Make writing a habit together! This is the fourth day of my participation in the “Gold Digging Day New Plan · April More text Challenge”. Click here for more details.
Common activation function
The high nonlinearity of the network can be achieved using activation functions, which is critical to modeling complex relationships between inputs and outputs. If there is no nonlinear activation function, the network can only express simple linear mapping. No matter how many hidden layers there are, the whole network is equivalent to the single-layer neural network. Only after the nonlinear activation function is added, the deep neural network has amazing nonlinear mapping learning ability. Activation functions can be applied at multiple layers in the network.
Sigmoid activation function
Sigmoid is the most widely used kind of activation function, whose value range is [0, 1]. It can map a real number to the interval of [0, 1] and can be used in dichotomous problems.
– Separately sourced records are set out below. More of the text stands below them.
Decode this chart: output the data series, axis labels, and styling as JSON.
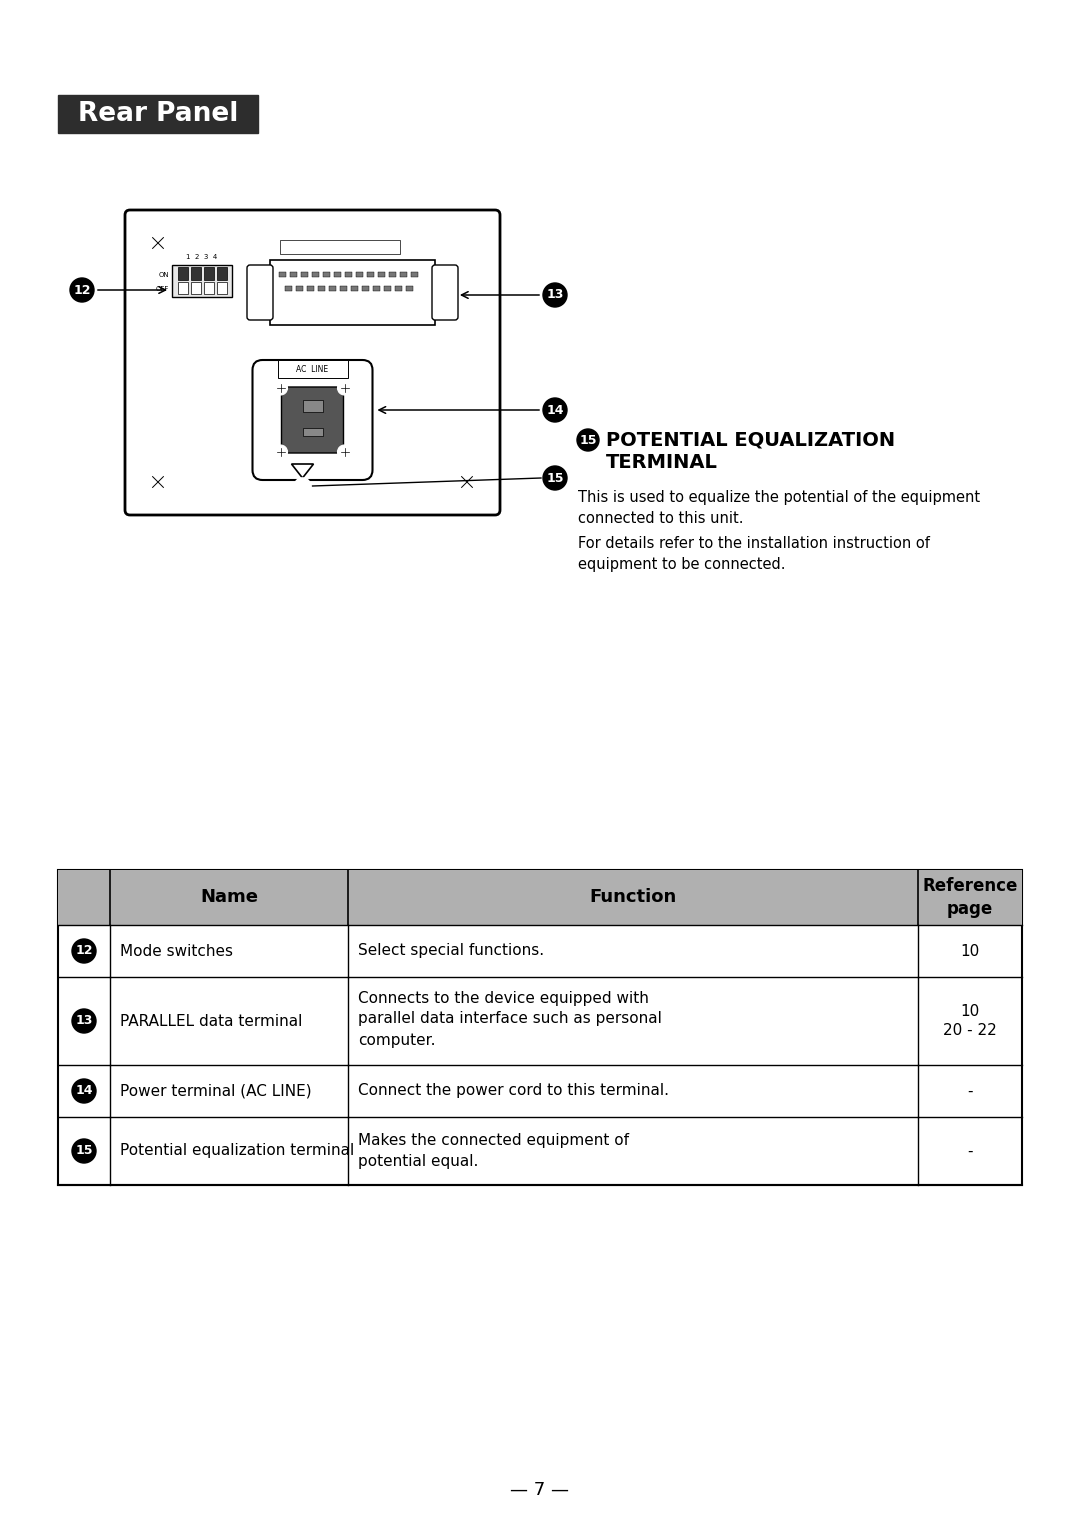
{
  "title": "Rear Panel",
  "title_bg": "#2d2d2d",
  "title_color": "#ffffff",
  "bg_color": "#ffffff",
  "table_header_bg": "#b0b0b0",
  "rows_data": [
    [
      "12",
      "Mode switches",
      "Select special functions.",
      "10"
    ],
    [
      "13",
      "PARALLEL data terminal",
      "Connects to the device equipped with\nparallel data interface such as personal\ncomputer.",
      "10\n20 - 22"
    ],
    [
      "14",
      "Power terminal (AC LINE)",
      "Connect the power cord to this terminal.",
      "-"
    ],
    [
      "15",
      "Potential equalization terminal",
      "Makes the connected equipment of\npotential equal.",
      "-"
    ]
  ],
  "page_num": "— 7 —",
  "pot_title_line1": "× POTENTIAL EQUALIZATION",
  "pot_title_line2": "   TERMINAL",
  "pot_desc1": "This is used to equalize the potential of the equipment\nconnected to this unit.",
  "pot_desc2": "For details refer to the installation instruction of\nequipment to be connected."
}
The Sigmoid function formula is defined as follows:
Use Python to implement this function:
def sigmoid(x) :
return 1/ (1+np.exp(-x))
Copy the code
The graph of the function is shown below. You can see that the shape of the function is like an S-curve, so it is also called an S-type growth curve:
sigmoid
Function advantages: smooth, easy to differentiate.sigmoid
Disadvantages: The derivation of backpropagation involves division, so the calculation is large; In the case of back propagation, the gradient will disappear easily, which limits the training of deep network.
Tanh activation function
Tanh is a kind of hyperbolic function, which is an improvement of Sigmoid activation function. It is a symmetric function centered on zero, and its value range is [-1, 1]. The calculation formula of Tanh activation function is as follows:
Use Python to implement this function:
def tanh(x) :
return (np.exp(x) - np.exp(-x)) / (np.exp(x) + np.exp(-x))
Copy the code
The graph of the function is shown below. It is an odd function with monotonically increasing in the open interval (-1, 1). The graph of the function is symmetric about the origin:
-
Advantages of TANH function: TanH function is an improvement of sigmoID function, with fast convergence speed and no loss value shaking.
-
Disadvantages of TANH function: Unable to solve the problem of gradient dispersion, the calculation of the function is also exponential, and the calculation is relatively complicated.
ReLU activation function
1. The Rectified Linear Units (ReLU) activation function is a perfect substitute for sigmoID and TANH activation function, and it is one of the most important breakthrough technologies in the field of deep learning. The calculation formula of ReLU activation function is as follows:
Use Python to implement this function:
def relu(x) :
return np.where(x>0, x, 0)
Copy the code
The function graph is shown below. When the input value is greater than or equal to 0, the ReLU function is output as is. If the input is less than 0, the ReLU function value is 0. Because the linear component of ReLU that is greater than or equal to 0 has a fixed derivative, and the derivative with respect to the other linear component is 0. Therefore, it is much faster to train models using ReLU functions.
ReLU
Function advantages: there is no gradient disappearance problem, the calculation cost is very low, convergence speed ratiosigmoid
和tanh
The delta function is much faster.ReLU
Disadvantages of the function: when the gradient value is too large, its weight is negative after updating, inReLU
The derivative of a function is always zero, resulting in a gradient that is no longer updated. Also calleddying ReLU
The problem.
Linear activation function
Linear activation outputs the input value itself, and outputs the input value as is: Linear (x)=xlinear(x) =xlinear(x) =x Implement this function using Python:
def linear(x) :
return x
Copy the code
This function is only used for the output layer of the neural network model that solves regression problems. Note that linear activation functions cannot be used in hidden layers.
Softmax activation function
Typically, Softmax is used before the neural network outputs the final result. Softmax is often used to determine the probability that the input falls into one of n possible output categories in a given scenario. Suppose we are trying to classify digital images into one of 10 possible categories (numbers 0 through 9). In this case, there are 10 output values, each of which represents the probability that the input image falls into a certain category. Softmax activation function calculation formula is as follows:
Softmax activation is used to provide a probability value for each category in the output, where III represents the index of the output. Use Python to implement this function:
def softmax(x) :
return np.exp(x) / np.sum(np.exp(x))
Copy the code
The Softmax function generally acts as the last layer of the neural network, accepting input values from the previous layer of the network and then converting them into probabilities. For example, if we want to identify an image, it might be labeled apple, banana, lemon, pear, Then the value of the last layer of the network [1.0, 2.0, 3.0, 4.0] is output as [0.0320586, 0.08714432, 0.23688282, 0.64391426] after softmax function.